2- Apostas esportivas ainda são vistas de forma negativa por uma boa parte da população brasileira. E isto está relacionado, em parte, a casos de manipulação que já ocorreram no esporte do país, como a “Máfia do Apito”, em 2005. É possível mudar essa imagem?
Isso é uma verdade. No Brasil, as apostas e os apostadores são olhados de forma enviesada pela maior parte das pessoas. Acredito que isso ocorra por uma questão cultural já que não existe uma tradição de se apostar no Brasil. A proibição das apostas no Brasil data de 1946 e diante disso são várias as gerações privadas de apostar e para quem sempre se ofereceu uma propaganda negativa acerca do assunto. Para mudar isso é preciso muito esforço e resiliência. Precisamos fazer a sociedade enxergar que as apostas são somente mais uma atividade econômica. Claro que é uma atividade que irá merecer ser fiscalizada e tratada com certos cuidados, mas que muito além disso poderá gerar boas receitas a serem destinadas à educação, saúde e segurança pública. E isso é algo que o Brasil precisa muito.
De outro lado, precisamos mostrar também para as pessoas que a manipulação de resultados não deve ser confundida com as apostas esportivas. Manipuladores de resultados se utilizam dos mercados de apostas para praticar crimes e isso deve ser combatido. Além disso, jogos manipulados geram imensos prejuízos aos operadores de apostas, ou seja, aos empresários que investem de forma limpa no negócio das apostas. Saber fazer as pessoas diferenciarem, portanto, quem são os apostadores honestos, que jogam por divertimento, dos manipuladores de resultados, criminosos que buscam obter lucros de forma ilícita, é algo que certamente ajudará a mudar a imagem ruim das apostas. Mas, como eu disse anteriormente, isso é algo que irá demandar esforço e paciência.
3- Como os investidores da área de apostas esportivas estão olhando para o Brasil de uma forma geral?
Minha impressão é a de que os investidores estão bastante atentos e esperançosos em decorrência da recente legalização das apostas no Brasil, mas ao mesmo tempo ainda estão aguardando de forma bastante precavida entender de que modo o tema será regulamentado.

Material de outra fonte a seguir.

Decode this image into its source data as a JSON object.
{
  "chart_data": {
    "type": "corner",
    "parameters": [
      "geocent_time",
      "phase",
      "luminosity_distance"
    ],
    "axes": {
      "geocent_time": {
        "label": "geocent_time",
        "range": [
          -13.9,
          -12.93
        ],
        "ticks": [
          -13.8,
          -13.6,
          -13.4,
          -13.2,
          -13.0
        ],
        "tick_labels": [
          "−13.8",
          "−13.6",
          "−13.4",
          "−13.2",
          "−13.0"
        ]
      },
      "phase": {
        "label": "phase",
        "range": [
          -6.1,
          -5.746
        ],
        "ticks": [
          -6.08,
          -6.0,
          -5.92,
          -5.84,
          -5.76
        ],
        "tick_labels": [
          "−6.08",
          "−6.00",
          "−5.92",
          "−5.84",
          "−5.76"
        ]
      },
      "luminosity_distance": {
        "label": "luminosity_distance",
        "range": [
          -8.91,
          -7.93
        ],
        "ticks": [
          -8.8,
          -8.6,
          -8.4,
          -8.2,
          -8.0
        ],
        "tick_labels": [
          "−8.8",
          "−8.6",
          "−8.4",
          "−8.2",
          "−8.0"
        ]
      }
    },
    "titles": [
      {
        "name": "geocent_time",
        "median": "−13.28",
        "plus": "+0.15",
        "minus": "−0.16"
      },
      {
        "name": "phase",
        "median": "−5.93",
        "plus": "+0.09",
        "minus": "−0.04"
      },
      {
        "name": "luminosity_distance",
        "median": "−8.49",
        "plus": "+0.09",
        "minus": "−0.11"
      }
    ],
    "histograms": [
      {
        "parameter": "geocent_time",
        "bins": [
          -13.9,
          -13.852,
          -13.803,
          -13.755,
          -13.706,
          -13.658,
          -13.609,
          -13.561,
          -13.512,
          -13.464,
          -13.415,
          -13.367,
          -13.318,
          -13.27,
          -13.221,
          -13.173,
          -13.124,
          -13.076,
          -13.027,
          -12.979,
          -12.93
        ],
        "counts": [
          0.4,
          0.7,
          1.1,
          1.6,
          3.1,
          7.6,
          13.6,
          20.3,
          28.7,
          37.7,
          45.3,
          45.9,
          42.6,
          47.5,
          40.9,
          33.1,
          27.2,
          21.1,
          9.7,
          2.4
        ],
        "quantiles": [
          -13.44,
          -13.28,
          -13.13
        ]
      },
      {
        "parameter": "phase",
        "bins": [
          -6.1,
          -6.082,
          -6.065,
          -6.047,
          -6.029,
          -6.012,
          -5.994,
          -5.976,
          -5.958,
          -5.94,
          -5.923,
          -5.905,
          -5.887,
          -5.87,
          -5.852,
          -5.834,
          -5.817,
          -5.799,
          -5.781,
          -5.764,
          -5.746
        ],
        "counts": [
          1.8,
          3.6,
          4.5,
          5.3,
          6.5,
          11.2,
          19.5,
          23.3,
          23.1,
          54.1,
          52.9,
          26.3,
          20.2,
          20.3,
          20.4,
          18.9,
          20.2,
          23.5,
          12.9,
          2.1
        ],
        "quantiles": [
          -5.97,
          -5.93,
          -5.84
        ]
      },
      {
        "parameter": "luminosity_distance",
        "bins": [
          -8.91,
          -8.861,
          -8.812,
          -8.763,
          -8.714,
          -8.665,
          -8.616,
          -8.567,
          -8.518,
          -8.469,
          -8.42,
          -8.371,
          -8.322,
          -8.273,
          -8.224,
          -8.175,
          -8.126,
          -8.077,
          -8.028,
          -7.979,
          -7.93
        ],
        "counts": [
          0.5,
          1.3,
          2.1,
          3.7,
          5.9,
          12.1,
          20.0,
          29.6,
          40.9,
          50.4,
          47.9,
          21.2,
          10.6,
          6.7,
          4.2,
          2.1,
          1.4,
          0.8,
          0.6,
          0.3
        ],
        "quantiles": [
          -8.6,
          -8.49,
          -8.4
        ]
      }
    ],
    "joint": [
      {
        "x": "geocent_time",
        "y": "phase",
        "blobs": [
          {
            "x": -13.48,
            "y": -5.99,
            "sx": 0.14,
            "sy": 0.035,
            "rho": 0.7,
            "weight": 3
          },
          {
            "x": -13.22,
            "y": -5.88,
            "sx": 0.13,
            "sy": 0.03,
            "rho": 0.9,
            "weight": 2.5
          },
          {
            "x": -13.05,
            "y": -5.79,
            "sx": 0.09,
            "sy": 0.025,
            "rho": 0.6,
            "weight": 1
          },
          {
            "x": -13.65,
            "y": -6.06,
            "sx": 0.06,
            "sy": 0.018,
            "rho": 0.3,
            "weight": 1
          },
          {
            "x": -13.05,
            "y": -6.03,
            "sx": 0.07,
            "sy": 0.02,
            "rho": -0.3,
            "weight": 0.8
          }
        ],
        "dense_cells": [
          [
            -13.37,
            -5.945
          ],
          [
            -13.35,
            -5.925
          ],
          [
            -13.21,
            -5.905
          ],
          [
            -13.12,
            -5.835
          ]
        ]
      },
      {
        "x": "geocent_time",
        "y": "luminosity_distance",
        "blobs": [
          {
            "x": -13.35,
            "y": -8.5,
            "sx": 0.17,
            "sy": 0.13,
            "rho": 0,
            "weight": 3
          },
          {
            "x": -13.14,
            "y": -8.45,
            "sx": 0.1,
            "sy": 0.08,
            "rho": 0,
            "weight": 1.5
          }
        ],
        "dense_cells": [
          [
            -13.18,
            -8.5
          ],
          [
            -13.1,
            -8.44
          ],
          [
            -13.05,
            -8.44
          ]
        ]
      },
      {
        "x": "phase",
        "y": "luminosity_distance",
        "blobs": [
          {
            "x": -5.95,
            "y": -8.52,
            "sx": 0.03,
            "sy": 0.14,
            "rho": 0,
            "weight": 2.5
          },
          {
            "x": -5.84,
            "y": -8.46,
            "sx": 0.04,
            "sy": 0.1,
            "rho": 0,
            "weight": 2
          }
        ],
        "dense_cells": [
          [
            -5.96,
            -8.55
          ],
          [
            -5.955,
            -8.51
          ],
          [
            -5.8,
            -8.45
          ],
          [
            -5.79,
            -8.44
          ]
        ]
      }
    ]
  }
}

Grandes investimentos, especialmente de bookmakers internacionais, somente deverão ocorrer após a definição das regras pelo Ministério da Fazenda e, obviamente, caso as regras sejam favoráveis, tal como se espera.
4- Como você está vendo a abertura de clubes brasileiros a patrocínios de marcas de apostas esportivas, como Fortaleza e Vasco, que fecharam com a NetBet?
Vejo como algo bastante positivo. O dinheiro dos mercados de apostas é investido no futebol dos melhores campeonatos do mundo. Na Premier League, por exemplo, 9 dos 20 clubes possuem alguma casa de apostas como patrocinador máster em suas camisas. Além disso, todos os demais clubes também possuem algum tipo de parceria com sites de apostas. E o mesmo se estende também para a Championship, segunda divisão da Inglaterra. Eu enxergo que um movimento semelhante poderá acontecer no Brasil a partir da regulamentação e, prova disso, é que mesmo antes da regulamentação sair já existe um movimento de algumas marcas de apostas buscando parcerias no futebol, tais como a que você citou.
O esporte brasileiro está necessitando de novos patrocinadores e, de outro lado, as casas de apostas novas no Brasil, como a NetBet, necessitam exposição de suas marcas. Essas parcerias, portanto, são naturais e, acredito, farão bem para todos os atores envolvidos nos negócios.